Legenda o starożytnym kontynencie została spopularyzowana w książkach Jamesa Churchwarda - pierwsza z nich została wydana w 1926 roku i nosiła tytuł "Mu Zaginiony Kontynent". Autor twierdził, że posiadł wiedzę o tym tajemniczym regionie od hinduskiego kapłana. Ów kapłan miał pokazać Churchwardowi starożytne "spalone słońcem" gliniane tablice stworzone przez Naacalów. Miała być to zaawansowana technologicznie cywilizacja zamieszkująca Mu. Według wiedzy zawartej na tych tablicach, Ziemia i kontynent Mu miały być stworzone przez siedem rozkazów siedmiu najwyższych intelektów siedmiogłowego węża Natayana.

Kontynent Mu miał powstać w trakcie przebiegunowania Ziemi około 52 tys. lat temu. Ląd miał mieć długość 9600 km i rozciągać się od Hawajów, aż po Wyspę Wielkanocną. Na tej ziemi podobnież żyło aż 64 mln ludzi, którzy wybudowali siedem głównych miast oraz założyli liczne kolonie na innych kontynentach. Całe społeczeństwo było podzielone na dziesięć plemion, które uznawały jeden rząd i jedną religię.

Niestety z powodu kolejnego przebiegunowania pojawiły się kataklizmy, takie jak trzęsienia ziemi, wybuchy wulkanów i tsunami, wskutek czego ląd ten uległ zniszczeniu. Miało mieć to miejsce zaledwie 12 tysięcy lat temu. Jednakże nie wszystko stracone, pozostałościami po tym mitycznym kontynencie mają być wyspy na Oceanie Spokojnym.

Co się stało z ludnością, która zamieszkiwała dawny kontynent? Według jednej z hipotez społeczność Mu miała przenieść się na nowo wynurzony kontynent (który powstał w wyniku wspomnianych kataklizmów). Tym kontynentem miała być... Atlantyda. Zatem Atlanci byli potomkami ludów Mu.

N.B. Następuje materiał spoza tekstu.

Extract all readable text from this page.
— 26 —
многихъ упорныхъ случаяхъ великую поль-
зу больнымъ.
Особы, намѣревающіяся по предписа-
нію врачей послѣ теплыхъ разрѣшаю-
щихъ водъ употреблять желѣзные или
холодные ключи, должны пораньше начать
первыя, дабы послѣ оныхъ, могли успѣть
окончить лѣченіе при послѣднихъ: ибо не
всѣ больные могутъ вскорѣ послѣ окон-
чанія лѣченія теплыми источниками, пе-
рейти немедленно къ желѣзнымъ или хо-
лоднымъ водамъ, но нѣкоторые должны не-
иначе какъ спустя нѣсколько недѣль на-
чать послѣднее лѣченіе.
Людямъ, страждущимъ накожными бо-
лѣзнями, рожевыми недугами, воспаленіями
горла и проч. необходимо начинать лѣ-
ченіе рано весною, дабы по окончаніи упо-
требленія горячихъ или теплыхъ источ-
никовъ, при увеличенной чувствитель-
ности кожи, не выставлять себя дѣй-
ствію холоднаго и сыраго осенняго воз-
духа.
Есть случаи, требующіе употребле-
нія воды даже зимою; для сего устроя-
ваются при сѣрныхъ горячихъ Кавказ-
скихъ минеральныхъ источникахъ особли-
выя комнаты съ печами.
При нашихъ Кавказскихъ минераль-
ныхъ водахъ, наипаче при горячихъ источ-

Według Churchwarda ludność Mu była źródłem wielkich cywilizacji Grecji, Egiptu, Indii, Ameryki Środkowej, Birmy, czy Wyspy Wielkanocnej. Widział on wspólny dla tych społeczności motyw Słońca, relacji Ziemi i nieba oraz ptaków. Twierdził on, że król Mu nazywał się tak naprawdę Ra i powiązał to z egipskim bogiem słońca i dalej ze słowem Rapa Nui (Wyspa Wielkanocna), oznaczającym Słońce. Jak twierdził, odnalazł symbole Słońca m.in. w Babilonii, Peru, czy w Egipcie.

Kontynent Mu stał się także alternatywnym terminem dla innego hipotetycznego lądu - Lemurii.

Królestwo we wnętrzu Ziemi - Agartha

Agartha miała być legendarnym królestwem, które znajdowało się w jądrze Ziemi, co jest powiązane z motywem "pustej Ziemi". Obszar ten miał być zamieszkiwany przez wysoce zorganizowaną cywilizację, która miała schronić się w podziemiach, uciekając przed kataklizmami. Czyżby uciekinierzy z kontynentu Mu?

Według legend cywilizacja ta pod wieloma względami miała przewyższać poziom ludzi żyjących na powierzchni. Tajemniczy lud posługiwał się kosmiczną energią Vril. W okultyzmie Vril miał być uniwersalną siłą życiową lub też metaforą wszechogarniającej energii psychicznej, która była znana Atlantom (potomkowie ludów Mu - przyp.). Ludy Agarthy mają posiadać także "osobliwy ogień", dzięki któremu rośliny wydają niezwykle duże plony.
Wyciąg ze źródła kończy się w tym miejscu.